La demande arrive presque toujours de la même manière. Un canapé neuf est commandé et l'ancien doit avoir disparu avant la livraison. Une armoire héritée se révèle trop grande pour la chambre où elle devait aller. Une pièce change d'usage et le lit d'enfant, le bureau et la commode n'ont plus leur place. S'y ajoutent les fins de déménagement, quand deux ou trois meubles ne suivent pas. Au téléphone, nous posons donc peu de questions, mais toujours les mêmes : quels meubles, quelles dimensions approximatives, quel étage, s'il y a un ascenseur, et une photo de chaque pièce à enlever. Cela suffit à dire combien de personnes viendront.
Le vrai sujet n'est pas le poids du meuble, c'est son trajet jusqu'au camion. Beaucoup de meubles sont entrés avant qu'une porte soit remplacée, avant qu'une cloison soit posée, parfois par une fenêtre. Nous mesurons le meuble, puis la porte, le couloir, le demi-tour du palier et la cabine d'ascenseur, dont la longueur limite plus souvent que la largeur. Quand le passage ne suffit pas, le meuble est démonté sur place. C'est là que sa construction change tout. Une armoire en panneaux agglomérés assemblée par chevilles et excentriques se démonte vite, mais mal : les trous ne retiennent plus rien et le meuble ne se remonte pas ailleurs. Nous le démontons pour l'évacuer, pas pour lui promettre une seconde vie. Un meuble ancien en bois massif, lui, n'est pas vissé : tenons, mortaises, chevilles de bois et colle. On ne le dévisse pas, on le désassemble dans l'ordre, portes, tiroirs, tablettes, corniche, fond, avant de coucher le corps.

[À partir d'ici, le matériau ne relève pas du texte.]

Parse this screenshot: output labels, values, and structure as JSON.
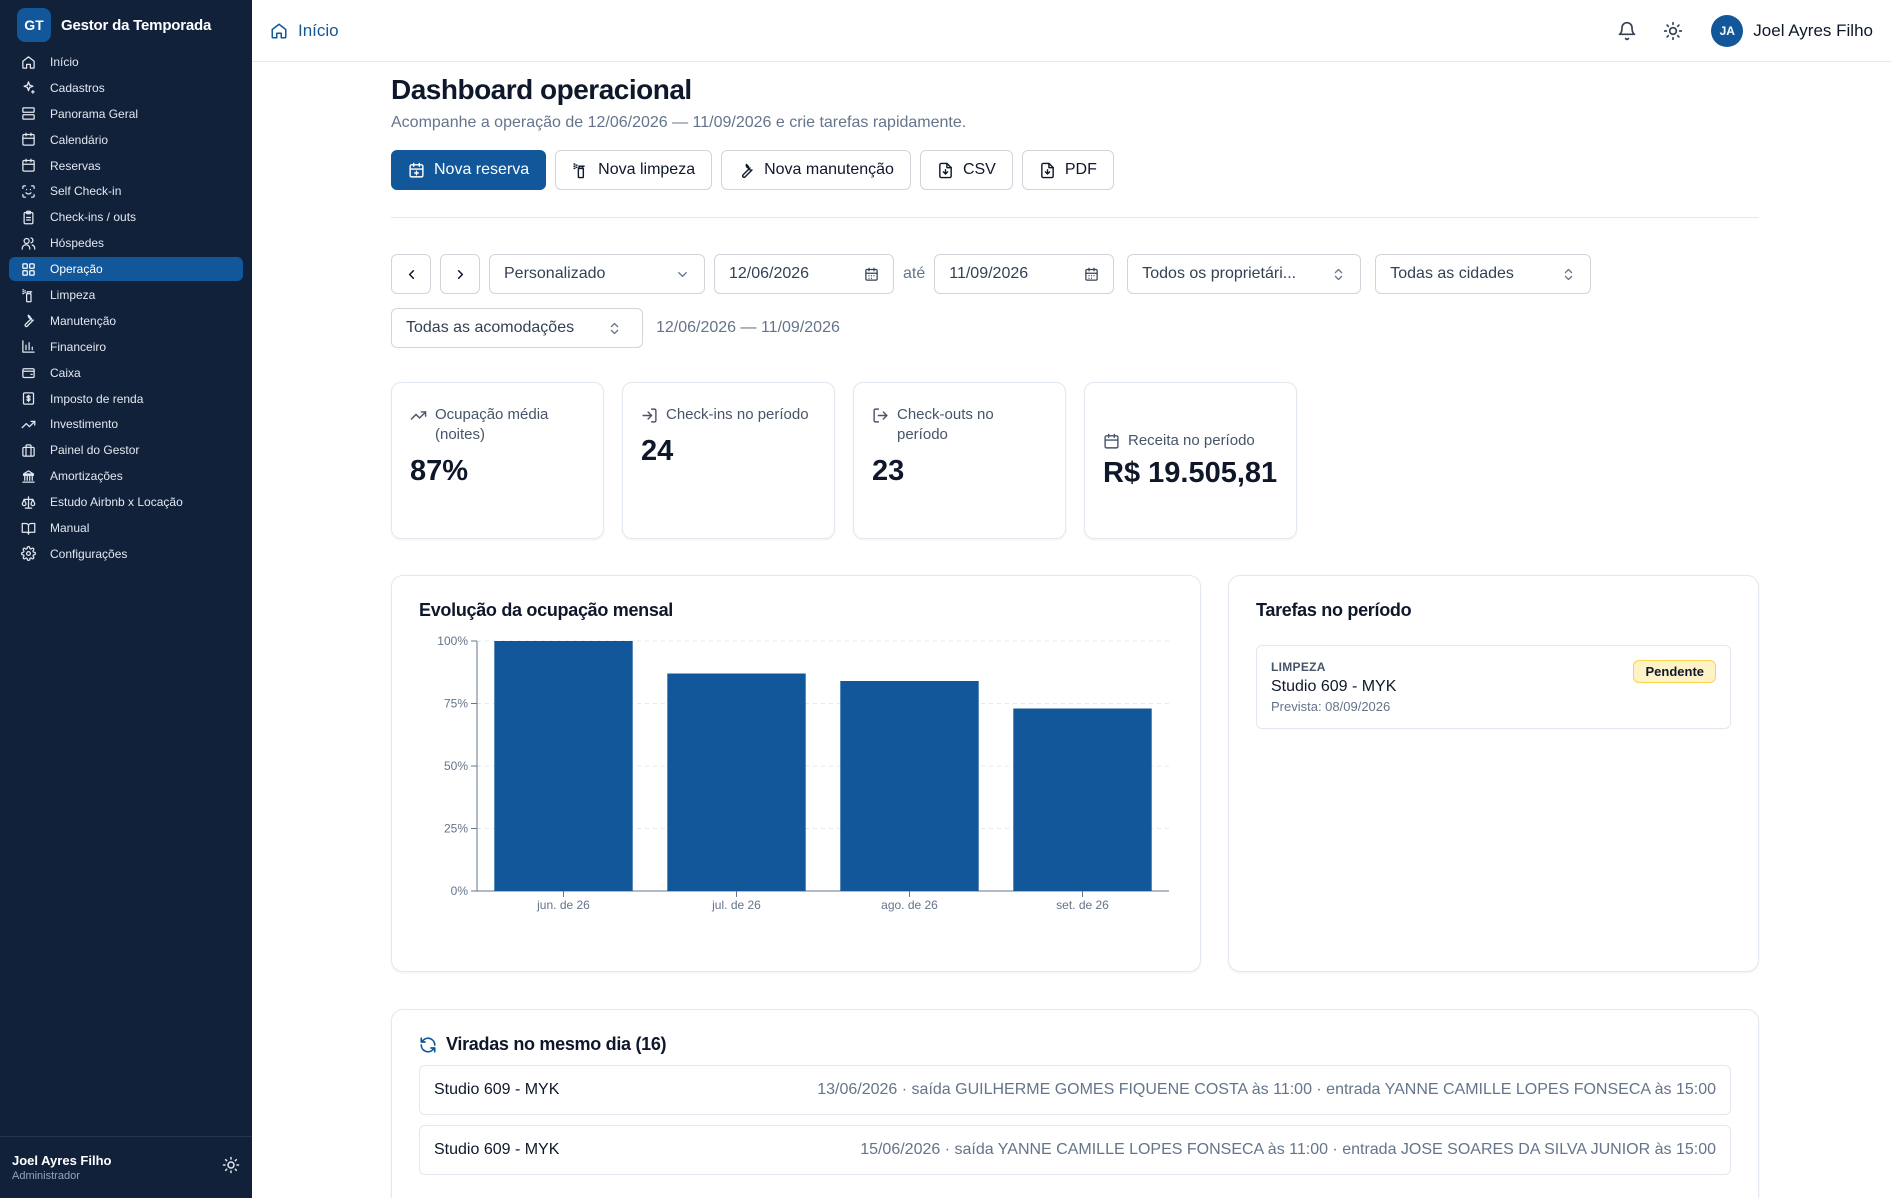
{
  "brand": {
    "logo": "GT",
    "name": "Gestor da Temporada"
  },
  "sidebar": {
    "items": [
      {
        "label": "Início",
        "icon": "home-icon"
      },
      {
        "label": "Cadastros",
        "icon": "sparkles-icon"
      },
      {
        "label": "Panorama Geral",
        "icon": "layout-icon"
      },
      {
        "label": "Calendário",
        "icon": "calendar-icon"
      },
      {
        "label": "Reservas",
        "icon": "calendar-icon"
      },
      {
        "label": "Self Check-in",
        "icon": "scan-icon"
      },
      {
        "label": "Check-ins / outs",
        "icon": "clipboard-icon"
      },
      {
        "label": "Hóspedes",
        "icon": "users-icon"
      },
      {
        "label": "Operação",
        "icon": "grid-icon",
        "active": true
      },
      {
        "label": "Limpeza",
        "icon": "spray-icon"
      },
      {
        "label": "Manutenção",
        "icon": "wrench-icon"
      },
      {
        "label": "Financeiro",
        "icon": "bar-chart-icon"
      },
      {
        "label": "Caixa",
        "icon": "wallet-icon"
      },
      {
        "label": "Imposto de renda",
        "icon": "receipt-icon"
      },
      {
        "label": "Investimento",
        "icon": "trending-up-icon"
      },
      {
        "label": "Painel do Gestor",
        "icon": "briefcase-icon"
      },
      {
        "label": "Amortizações",
        "icon": "bank-icon"
      },
      {
        "label": "Estudo Airbnb x Locação",
        "icon": "scale-icon"
      },
      {
        "label": "Manual",
        "icon": "book-icon"
      },
      {
        "label": "Configurações",
        "icon": "gear-icon"
      }
    ],
    "footer": {
      "name": "Joel Ayres Filho",
      "role": "Administrador"
    }
  },
  "topbar": {
    "breadcrumb": "Início",
    "avatar": "JA",
    "user": "Joel Ayres Filho"
  },
  "page": {
    "title": "Dashboard operacional",
    "subtitle": "Acompanhe a operação de 12/06/2026 — 11/09/2026 e crie tarefas rapidamente."
  },
  "actions": {
    "new_reservation": "Nova reserva",
    "new_cleaning": "Nova limpeza",
    "new_maintenance": "Nova manutenção",
    "csv": "CSV",
    "pdf": "PDF"
  },
  "filters": {
    "period": "Personalizado",
    "date_from": "12/06/2026",
    "until": "até",
    "date_to": "11/09/2026",
    "owners": "Todos os proprietári...",
    "cities": "Todas as cidades",
    "units": "Todas as acomodações",
    "range_text": "12/06/2026 — 11/09/2026"
  },
  "kpis": [
    {
      "label": "Ocupação média (noites)",
      "value": "87%"
    },
    {
      "label": "Check-ins no período",
      "value": "24"
    },
    {
      "label": "Check-outs no período",
      "value": "23"
    },
    {
      "label": "Receita no período",
      "value": "R$ 19.505,81"
    }
  ],
  "chart": {
    "title": "Evolução da ocupação mensal"
  },
  "chart_data": {
    "type": "bar",
    "categories": [
      "jun. de 26",
      "jul. de 26",
      "ago. de 26",
      "set. de 26"
    ],
    "values": [
      100,
      87,
      84,
      73
    ],
    "yticks": [
      "0%",
      "25%",
      "50%",
      "75%",
      "100%"
    ],
    "ylim": [
      0,
      100
    ],
    "grid": true,
    "color": "#12579a"
  },
  "tasks": {
    "title": "Tarefas no período",
    "items": [
      {
        "type": "LIMPEZA",
        "name": "Studio 609 - MYK",
        "due": "Prevista: 08/09/2026",
        "status": "Pendente"
      }
    ]
  },
  "turnovers": {
    "title": "Viradas no mesmo dia (16)",
    "items": [
      {
        "name": "Studio 609 - MYK",
        "detail": "13/06/2026 · saída GUILHERME GOMES FIQUENE COSTA às 11:00 · entrada YANNE CAMILLE LOPES FONSECA às 15:00"
      },
      {
        "name": "Studio 609 - MYK",
        "detail": "15/06/2026 · saída YANNE CAMILLE LOPES FONSECA às 11:00 · entrada JOSE SOARES DA SILVA JUNIOR às 15:00"
      }
    ]
  }
}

D'autres pièces relèvent du portage lourd plutôt que du démontage : piano droit, coffre-fort, buffet en chêne, bibliothèque pleine, aquarium sur son meuble, machine à bâti de fonte. Elles se déplacent à plusieurs, sangles de portage, chariot et planches de roulement, marche par marche. Un piano ne se prend ni par ses pieds ni par son couvercle. Quand l'escalier est trop étroit ou trop tournant, le passage se fait par l'extérieur au monte-meuble, ce qui suppose de réserver la place devant l'immeuble. Avant de toucher au mobilier, nous protégeons ce qui reste : couvertures, nez de marche, angles de mur, seuils, parquet, cabine d'ascenseur. Une rayure dans une cage d'escalier se voit longtemps.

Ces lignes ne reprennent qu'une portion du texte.